不知過了多久,李大姐才出來,她攬著三個女兒輕聲道:「咱們今兒就在住下,你們幾個到把自個兒好好洗一洗,排著隊去柴房,把頭上的土啊,身上的泥啊,都洗乾淨了,娘去鋪床最後洗,咱們住在西屋,陪陪你們的繡娘姐姐。」
三個女孩乖巧地應了,老二和老三一起進了柴房,三丫年紀小由二丫陪著洗,大丫則將院門重新落鎖,搜尋著院子裡還有什麼活可干。
……
吳蔚被押到縣衙時,天已經全黑了,公堂大案下面放著兩盞碩大的長明燈,身著官服的張寬正坐在案後等著吳蔚呢。

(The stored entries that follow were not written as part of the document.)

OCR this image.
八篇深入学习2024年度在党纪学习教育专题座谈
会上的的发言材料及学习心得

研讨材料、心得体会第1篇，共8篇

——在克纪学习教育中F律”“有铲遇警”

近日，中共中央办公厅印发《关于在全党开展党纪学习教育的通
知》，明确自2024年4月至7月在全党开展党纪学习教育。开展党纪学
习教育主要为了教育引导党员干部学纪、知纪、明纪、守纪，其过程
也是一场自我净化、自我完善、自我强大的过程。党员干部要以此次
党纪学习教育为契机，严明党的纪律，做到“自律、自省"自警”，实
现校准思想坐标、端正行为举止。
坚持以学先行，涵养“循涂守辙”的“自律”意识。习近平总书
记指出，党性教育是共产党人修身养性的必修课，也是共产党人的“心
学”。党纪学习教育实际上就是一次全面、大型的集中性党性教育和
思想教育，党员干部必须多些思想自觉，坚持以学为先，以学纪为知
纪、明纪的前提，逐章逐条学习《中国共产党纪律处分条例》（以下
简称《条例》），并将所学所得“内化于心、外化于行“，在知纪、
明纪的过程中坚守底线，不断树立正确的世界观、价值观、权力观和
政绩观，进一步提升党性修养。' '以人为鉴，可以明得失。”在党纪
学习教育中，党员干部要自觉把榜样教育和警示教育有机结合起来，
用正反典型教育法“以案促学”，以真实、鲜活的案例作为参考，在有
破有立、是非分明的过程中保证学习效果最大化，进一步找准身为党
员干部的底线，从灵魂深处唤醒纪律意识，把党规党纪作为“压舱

兩名衙役將吳蔚帶到堂上往前一慣,即便吳蔚早有準備,也是用雙手撐住才沒有摔到。
「大人,吳蔚帶到!」
「嗯,退到一旁。」
「是!」
吳蔚沉默著,順勢跪到地上,張寬並不著急審問,慢悠悠地端起茶盞喝了一口,才問道:「吳蔚,你可知罪?」
吳蔚在心中暗罵了一聲,回道:「草民實在不知。」
張寬冷笑一聲,又問道:「過去幾個月,你每逢望日,朔日,都會到成記鐵匠鋪去,是不是?」
吳蔚的心中「咯噔」一聲,這個狗官果然是報仇心切,在這兒等著自己呢。
「是。」
「啪」的一聲,驚堂木重重敲在案上,張寬厲聲道:「既然你認罪,那本官……」
「大人!草民實不知何罪之有,難道去鐵匠鋪補鍋子,修農具,也犯法?」
「放肆!」兩名衙役再度上前,扭了吳蔚的胳膊把人直接按在地上,吳蔚疼得倒吸了一口涼氣,死咬牙關不肯哼出聲。
「來人吶,吳蔚藐視公堂,先給本官重打二十大板,容後再審!」
自有衙役拿了長凳過來,吳蔚明白張寬這是蓄意報復,想趁著東方瑞「倒台」順便也把自己給發落了。
吳蔚只恨自己當時沒有再機靈一點兒,要是能沉得住氣多收集一些張寬的罪證,一舉把他扳倒便也不至於有今日了。
可是……就像東方瑞說的,這張寬的背後明顯有高人指點,找了師爺頂鍋,能在東方瑞的手上全身而退,自己真的能收集到他犯法的證據嗎?
為今之計……只能想辦法保命了。